The European Periphery: Between a Rock and a Hard Place

The strategy of the Portuguese government in the context of the current crisis, which is essentially aligned with the prescriptions of the ECB-EC-IMF troika, revolves around two axes that, indeed, were also typical of the policy packages implemented in the global south from the 1980s onwards: stabilisation, which in this case refers to slashing public expenditure and curbing the current account deficit; and structural adjustment, which basically refers to labour market deregulation and the privatisation of those companies that still remain(ed) within the public realm.

In the context of this strategy, the resumption of a growth trajectory (even while adopting a permanently contradictory fiscal policy) is presented as hinging on the latter structural reforms. The alleged mechanism, which will be well-known to the readers of this blog, is to undertake an internal devaluation by forcing wages down, in order to mimic the external devaluation of a no-longer existing Portuguese currency. Wage compression across the board, promoted through various mechanisms (the downward pressure of unemployment upon wages, the nominal freezing of the minimum wage, labour market deregulation, etc.) is expected to translate into an increase in the price-competitiveness of Portuguese exports, and these in turn are expected to drive growth.

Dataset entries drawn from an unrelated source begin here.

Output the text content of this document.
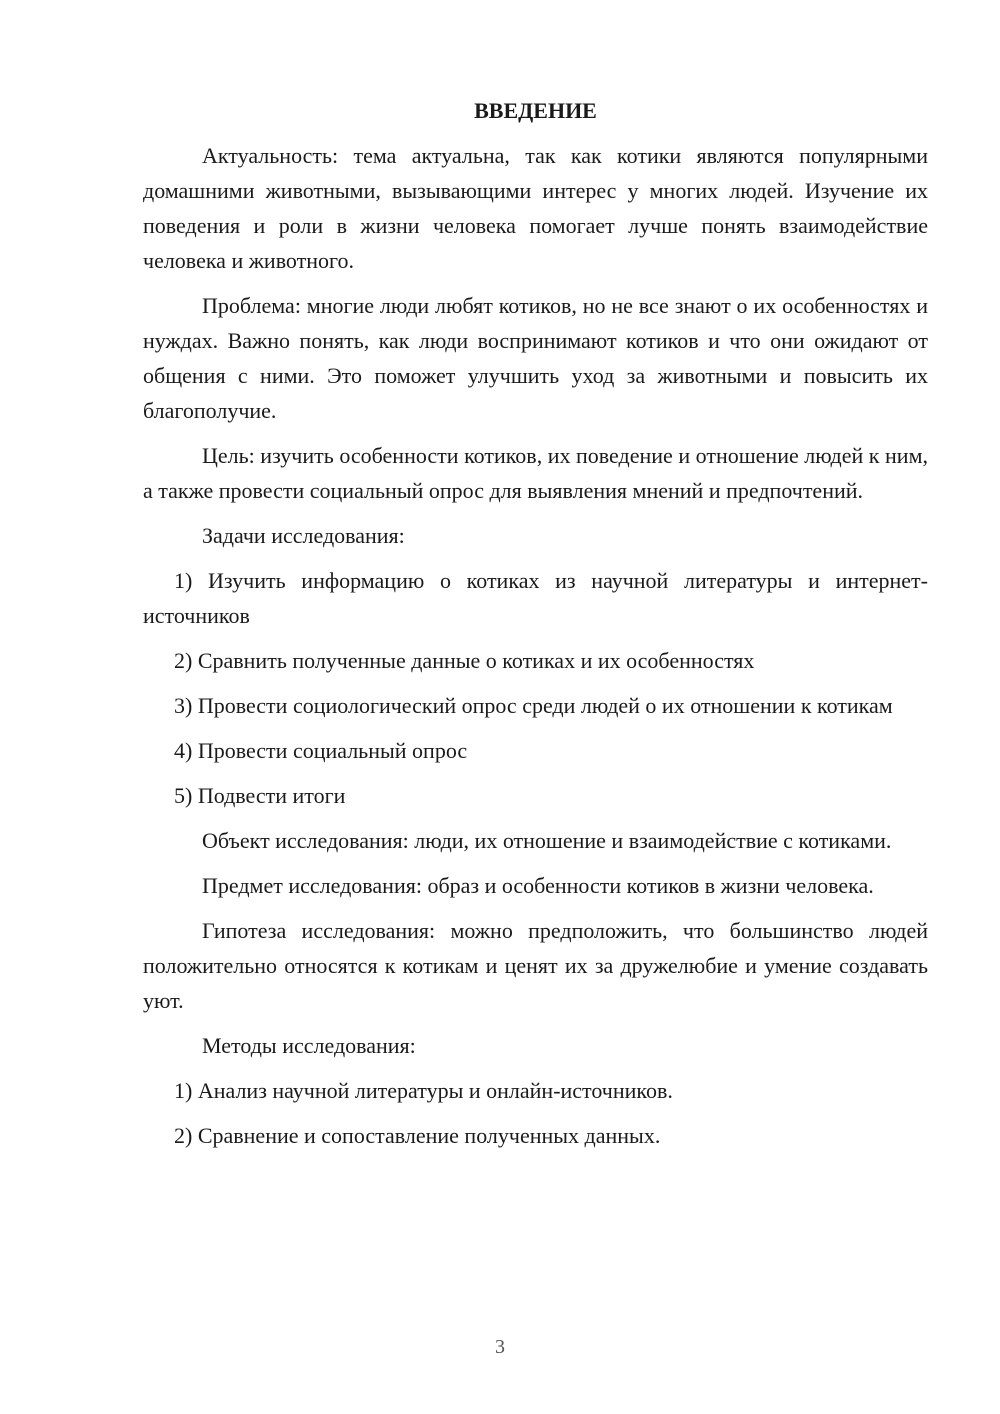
ВВЕДЕНИЕ

Актуальность: тема актуальна, так как котики являются популярными домашними животными, вызывающими интерес у многих людей. Изучение их поведения и роли в жизни человека помогает лучше понять взаимодействие человека и животного.

Проблема: многие люди любят котиков, но не все знают о их особенностях и нуждах. Важно понять, как люди воспринимают котиков и что они ожидают от общения с ними. Это поможет улучшить уход за животными и повысить их благополучие.

Цель: изучить особенности котиков, их поведение и отношение людей к ним, а также провести социальный опрос для выявления мнений и предпочтений.

Задачи исследования:

1) Изучить информацию о котиках из научной литературы и интернет-источников

2) Сравнить полученные данные о котиках и их особенностях

3) Провести социологический опрос среди людей о их отношении к котикам

4) Провести социальный опрос

5) Подвести итоги

Объект исследования: люди, их отношение и взаимодействие с котиками.

Предмет исследования: образ и особенности котиков в жизни человека.

Гипотеза исследования: можно предположить, что большинство людей положительно относятся к котикам и ценят их за дружелюбие и умение создавать уют.

Методы исследования:

1) Анализ научной литературы и онлайн-источников.

2) Сравнение и сопоставление полученных данных.

3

So what is wrong with this story? Basically, the problem is that it misrepresents the determinants and obstacles affecting the competitiveness of the Portuguese economy. In a paper published in Voxeu in 2011, Jesus Filipe and Utsav Kumar have shown, among other things, that the competitiveness problems of the European periphery, and of Portugal in particular, cannot be traced back to the evolution of their aggregate labour costs, but rather to the composition of their export baskets: Portugal’s exports, much like China’s and those of the remainder of the European periphery, are concentrated in the product groups characterised by relatively lesser complexity (in the sense put forth by Hidalgo and Hausmann), while Germany’s and France’s, for example, are concentrated in the more complex categories.

In this context, the developments of the past 15-20 years have left the European periphery between a rock and a hard place: on the one hand, direct competition in the least complex product range has increased dramatically in the wake of the EU’s Eastern enlargement, China’s accession to the WTO and the EU’s trade agreements with Morocco, without there being any possibility of adjusting through currency devaluation; on the other hand, the possibility of upgrading the complexity features of the export basket has been denied both by Germany’s (and other core countries’) own wage compression in the past 10-15 years and by the fact that the instruments that make it possible to actively promote such an upgrade are effectively denied by EU and WTO rules, unlike what was the case when the most advanced industrialised economies undertook that upgrade themselves. Kicking away the ladder, indeed.

So that’s why this strategy will not work: becoming competitive through wage compression in the same product categories as China and Morocco, for example, without recourse to currency devaluation or trade protection at the EU level, would require cutting down wages to an extent that could only bring about massive immiseration – and even that would probably not do the trick, given such issues as economies of scale or differences in environmental legislation. That the benign alternative – upgrading export complexity – is not feasible, either, under the current EU and Eurozone constraints shows the scale and complexity of the predicament in which the European periphery currently finds itself, well beyond the temporal horizon of any stabilisation package or financial assistance programme – and, of course, does not bode well for the future of the Euro.